Ojo con las descripciones que dicen «plata tibetana», «plata alemana», «alpaca» o «plata de ley 925 chapada»: ninguna de las tres primeras contiene plata en cantidad relevante y la cuarta es ambigua. Si el vendedor no puede darte la milésima, no es plata de ley.
Oro: quilates, milésimas y color
Los quilates miden la proporción de oro puro sobre 24 partes. Un 18 quilates es 750/1000; un 14 quilates, 585/1000; un 9 quilates, 375/1000. Cuanto más alta la ley, más intenso el amarillo y más blanda la pieza; cuanto más baja, más resistente al rayado pero más aleación y, por tanto, más posibilidad de que el metal cambie de tono o reaccione con pieles sensibles. En España lo habitual en joyería fina es el 18 quilates; el 9 quilates es común en el mercado británico y aparece cada vez más en tiendas online.
El color depende de la aleación: cobre para el oro rosa, paladio o plata para el oro blanco. El oro blanco casi siempre lleva un baño de rodio para conseguir ese blanco frío de escaparate. El rodio se gasta con el uso, y cuando se va, asoma el tono cálido de la aleación de debajo. No es un defecto de fabricación: es mantenimiento, y conviene saberlo antes de comprar, no después.
Baño, laminado y acero: qué compras en cada caso
El baño de oro (o chapado electrolítico) es una capa depositada por electrólisis sobre un metal base. Lo que determina su duración son las micras: por debajo de 0,5 micras el desgaste se nota en semanas de uso diario; a partir de 2-3 micras sobre una base de plata la pieza aguanta razonablemente. Si la ficha no dice las micras, asume el peor caso.
El oro laminado (el llamado gold filled en el mercado anglosajón) no es un baño: es una lámina de oro unida mecánicamente al metal base por calor y presión, con un espesor muy superior. Dura años donde un baño dura meses. Es una opción interesante cuando el presupuesto no llega al oro macizo pero se busca uso diario.

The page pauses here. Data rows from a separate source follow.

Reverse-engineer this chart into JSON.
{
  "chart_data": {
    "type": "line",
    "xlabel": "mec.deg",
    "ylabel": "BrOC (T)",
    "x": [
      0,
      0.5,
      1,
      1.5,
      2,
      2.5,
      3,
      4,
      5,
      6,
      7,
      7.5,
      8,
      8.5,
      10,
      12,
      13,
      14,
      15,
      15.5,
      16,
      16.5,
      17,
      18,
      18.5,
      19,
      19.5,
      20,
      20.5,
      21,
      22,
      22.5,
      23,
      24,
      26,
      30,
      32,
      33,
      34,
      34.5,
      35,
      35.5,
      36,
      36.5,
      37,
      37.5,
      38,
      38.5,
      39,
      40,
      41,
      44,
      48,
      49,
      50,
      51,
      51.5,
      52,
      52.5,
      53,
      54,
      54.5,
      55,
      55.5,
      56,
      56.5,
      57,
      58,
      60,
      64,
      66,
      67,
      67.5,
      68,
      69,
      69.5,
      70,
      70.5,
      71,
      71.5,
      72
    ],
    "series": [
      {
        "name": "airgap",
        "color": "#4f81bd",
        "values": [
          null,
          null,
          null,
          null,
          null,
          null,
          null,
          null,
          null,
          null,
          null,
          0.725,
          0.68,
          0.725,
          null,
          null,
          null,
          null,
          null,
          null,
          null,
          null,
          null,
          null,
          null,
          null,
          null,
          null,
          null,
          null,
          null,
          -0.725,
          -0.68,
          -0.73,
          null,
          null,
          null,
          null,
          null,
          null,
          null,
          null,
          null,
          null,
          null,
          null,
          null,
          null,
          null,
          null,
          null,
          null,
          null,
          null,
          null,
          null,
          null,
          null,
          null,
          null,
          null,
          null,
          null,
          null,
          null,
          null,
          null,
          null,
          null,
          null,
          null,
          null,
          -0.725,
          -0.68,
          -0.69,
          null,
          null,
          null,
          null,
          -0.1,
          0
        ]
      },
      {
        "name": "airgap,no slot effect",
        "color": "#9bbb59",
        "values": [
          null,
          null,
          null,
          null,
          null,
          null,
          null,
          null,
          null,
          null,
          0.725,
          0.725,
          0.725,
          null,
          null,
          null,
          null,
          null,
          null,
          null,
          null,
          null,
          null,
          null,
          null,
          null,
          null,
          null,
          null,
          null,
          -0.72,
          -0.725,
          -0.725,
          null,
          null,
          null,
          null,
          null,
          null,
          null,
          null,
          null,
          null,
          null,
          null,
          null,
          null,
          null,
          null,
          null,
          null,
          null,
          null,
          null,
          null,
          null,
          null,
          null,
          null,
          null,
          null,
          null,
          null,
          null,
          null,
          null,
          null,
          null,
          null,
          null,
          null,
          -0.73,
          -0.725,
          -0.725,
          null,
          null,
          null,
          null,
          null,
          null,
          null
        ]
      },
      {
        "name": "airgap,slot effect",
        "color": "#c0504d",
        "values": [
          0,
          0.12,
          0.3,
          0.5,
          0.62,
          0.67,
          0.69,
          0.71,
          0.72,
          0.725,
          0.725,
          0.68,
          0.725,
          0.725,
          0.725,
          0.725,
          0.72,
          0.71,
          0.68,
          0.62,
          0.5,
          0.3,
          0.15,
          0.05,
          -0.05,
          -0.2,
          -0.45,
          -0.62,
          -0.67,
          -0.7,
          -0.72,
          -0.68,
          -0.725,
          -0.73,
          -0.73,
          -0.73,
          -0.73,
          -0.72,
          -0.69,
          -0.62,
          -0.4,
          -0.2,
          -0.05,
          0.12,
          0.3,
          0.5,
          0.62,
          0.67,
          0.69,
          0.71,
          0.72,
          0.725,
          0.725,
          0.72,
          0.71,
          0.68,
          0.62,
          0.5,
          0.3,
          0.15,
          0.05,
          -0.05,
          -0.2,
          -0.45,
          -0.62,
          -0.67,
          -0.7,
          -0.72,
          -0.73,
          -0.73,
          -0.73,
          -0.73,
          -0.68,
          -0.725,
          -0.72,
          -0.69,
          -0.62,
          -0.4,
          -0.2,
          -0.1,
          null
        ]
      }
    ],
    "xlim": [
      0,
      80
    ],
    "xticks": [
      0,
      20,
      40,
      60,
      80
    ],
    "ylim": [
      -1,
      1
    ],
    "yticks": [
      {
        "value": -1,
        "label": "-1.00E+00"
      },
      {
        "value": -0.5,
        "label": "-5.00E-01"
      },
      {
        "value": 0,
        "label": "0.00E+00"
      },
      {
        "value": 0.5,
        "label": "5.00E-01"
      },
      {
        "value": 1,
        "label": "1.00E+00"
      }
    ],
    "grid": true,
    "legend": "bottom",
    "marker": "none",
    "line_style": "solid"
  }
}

El término vermeil designa habitualmente plata de ley con recubrimiento de oro, y en algunos mercados exige un espesor mínimo de baño. En la Unión Europea no hay una definición legal armonizada, así que trátalo como una indicación comercial y pide el dato concreto: base 925 y micras de oro.
El acero inoxidable tipo 316L es el material más agradecido para uso diario: no se oxida, no pierde brillo y aguanta agua, sudor y crema sin inmutarse. Contiene níquel en su composición, pero la capa pasiva que forma el cromo mantiene la cesión por debajo de los límites legales en piezas bien fabricadas. Si tu piel reacciona a todo, el titanio de grado médico es el escalón siguiente.
Punzones: qué debería llevar una pieza vendida en España
Una pieza de metal precioso comercializada en España lleva, con carácter general, dos marcas: el punzón de ley (la cifra de milésimas) y el punzón de responsabilidad del fabricante o importador. Están grabados en zonas discretas: la pestaña del cierre, la chapa que va junto al cierre, el reverso del colgante. Son diminutos y a menudo hay que buscarlos con una lupa o con la cámara del móvil en macro.
Si compras online, esa comprobación llega después de la entrega. Por eso importa tanto conocer los plazos de devolución, que están unas líneas más abajo: si la pieza llega sin punzón y se anunciaba como plata de ley, tienes un motivo objetivo para devolverla.
Níquel y alergias: qué exige el Reglamento REACH
La dermatitis de contacto por níquel es una de las sensibilizaciones más extendidas, y los collares son una de las piezas que más la desencadenan porque están en contacto con la nuca y con una zona que suda. La Unión Europea lo regula: el Reglamento (CE) 1907/2006 (REACH), en la entrada 27 de su anexo XVII, limita la cesión de níquel en artículos destinados a estar en contacto directo y prolongado con la piel.
Los límites, en números
La norma fija una velocidad de cesión máxima de 0,5 µg/cm² por semana para los artículos en contacto directo y prolongado con la piel —collares, pulseras, cierres, hebillas, remaches— y de 0,2 µg/cm² por semana para los vástagos que se insertan en perforaciones. La medición se hace con métodos de ensayo normalizados. Traducido a la práctica: un producto legal puede contener níquel siempre que no lo libere por encima de ese umbral.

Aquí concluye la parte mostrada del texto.